On its closing day, the International Conference published a declaration detailing the ways in which mining companies enjoy impunity. The statement notes how mining companies damage the environment and the health of their workers and surrounding communities with rare regulations or sanctions from Latin American governments.

In response to the Conference, Douglas González, director of the Mining Guild, said: “In Guatemala we have no cases of environmental catastrophe due to mining; and since the technology used has advanced considerably, the impact on the environment has been mitigated. The population of Guatemala has no reason to worry.”


An outbreak of dengue in the Eastern department of Izabal has caused 170 people to be hospitalized. Ninety-two of the cases have been reported by the department as hemorrhaging dengue, all of which are children under the age of 13. However, the Ministry of Health has only reported 18 hemorrhaging cases. Hospital workers have denounced the Ministry of Health for its unwillingness to confirm all hemorrhaging cases, its lack of preventative measures and its overall poor management of the outbreak. Nine children died due to dengue last week.

The number of gripe A cases (H1N1)—Swine Flu — has risen to 624, an increase of 92 people since July 31.
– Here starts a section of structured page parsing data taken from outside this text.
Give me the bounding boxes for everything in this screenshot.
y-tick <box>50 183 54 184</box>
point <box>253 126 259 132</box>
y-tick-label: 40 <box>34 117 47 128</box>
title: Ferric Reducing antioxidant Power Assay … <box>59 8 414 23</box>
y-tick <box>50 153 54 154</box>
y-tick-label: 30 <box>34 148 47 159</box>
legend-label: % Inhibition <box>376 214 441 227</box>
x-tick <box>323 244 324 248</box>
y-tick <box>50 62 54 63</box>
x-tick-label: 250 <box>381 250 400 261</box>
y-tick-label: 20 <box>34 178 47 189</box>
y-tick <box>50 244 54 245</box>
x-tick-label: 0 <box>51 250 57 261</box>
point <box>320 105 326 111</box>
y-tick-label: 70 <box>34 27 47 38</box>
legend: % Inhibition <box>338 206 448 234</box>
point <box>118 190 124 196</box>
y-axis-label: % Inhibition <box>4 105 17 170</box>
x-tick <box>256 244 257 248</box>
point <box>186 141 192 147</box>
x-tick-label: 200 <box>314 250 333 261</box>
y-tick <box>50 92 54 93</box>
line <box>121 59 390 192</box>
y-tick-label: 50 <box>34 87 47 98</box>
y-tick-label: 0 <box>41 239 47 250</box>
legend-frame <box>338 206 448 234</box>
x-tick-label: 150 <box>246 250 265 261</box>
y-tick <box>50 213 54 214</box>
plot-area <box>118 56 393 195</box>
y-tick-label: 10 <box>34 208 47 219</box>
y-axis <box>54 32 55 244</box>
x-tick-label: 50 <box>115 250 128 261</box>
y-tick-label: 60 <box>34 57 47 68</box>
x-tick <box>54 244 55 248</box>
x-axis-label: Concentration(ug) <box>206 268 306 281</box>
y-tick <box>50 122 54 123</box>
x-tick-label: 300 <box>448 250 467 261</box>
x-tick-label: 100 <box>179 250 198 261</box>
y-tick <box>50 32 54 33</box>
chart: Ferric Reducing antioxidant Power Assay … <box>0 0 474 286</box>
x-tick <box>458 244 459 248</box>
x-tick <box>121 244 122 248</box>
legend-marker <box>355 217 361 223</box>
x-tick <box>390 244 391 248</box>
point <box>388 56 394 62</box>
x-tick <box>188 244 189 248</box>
In the department of Izabal, 5,197 square kilometers of virgin forests are cut down per year to make way for expanding agriculture and growing urban areas. Forty percent of the department’s lands are protected, making a portion of the deforestation illegal. The National Counsel of Protected Areas has urged vigilance, control and community education to prevent illicit deforestation.

Climate Change

An exceptionally dry rainy season with unseasonable frost has caused wide-spread crop damage – the estimated at crop loss totals 38,000 quetzales. These uncharacteristic weather patterns have been attributed to overall climate change. More than 16,000 families have been affected, and corn production is down 40%. Crop production is not expected to better in 2010 due to the long draughts and characteristic cold of El Niño.


Due to the long dry spell, three thousand communities are in risk of hunger and starvation. In the department of Zacapa 17 children have died this year from severe malnutrition and related diseases such as diarrhea.


The Basic Cost of Living has risen 2.8 quetzales in the last month and 18.99 quetzales in the last year. The director of the National Institute of Statistics emphasized that only 7 of the 26 crops that make up the calculation have risen, and that 17 crops have actually dropped in price. The price of onions has increased the most, 16.5 percent since 2008.

Analysts from the Association of Investigation and Social Studies say that the government of Guatemala had too small of a vision and invested too late in the economy when faced with last fall’s economic crisis. While time was being spent coming to an agreement about inversion, commerce and consumption fell by 8 percent. In relation to last year, commerce has fallen by 1.7 percent overall in Central America, compared to the 1 percent decrease in the United States.

Women’s Rights

400 women have been violently killed since the start of the year, 6 in the last week. Human rights attorney Sergio Morales says that 82 percent of the women were killed strictly because they were women. However under the current laws, only 19 can be classified and charged as femicide. 56 of the women were under the age 18. A large number of the victims were raped, tortured or dismembered.

Migration and the Economy

Remittances have fallen 9.5 percent in the first seven months of 2009, a difference of 248.2 million USD. Remittances were highest in July of this year, with 365.3 million USD entering the country. However, this number still falls sort of the 409.66 million USD seen in July 2008.

In 2008, more than 4 billion dollars were sent back to Guatemala in the form of remittances. Remittances make up 12 percent of Guatemala’s GDP and sustain at least 1 million Guatemalan households.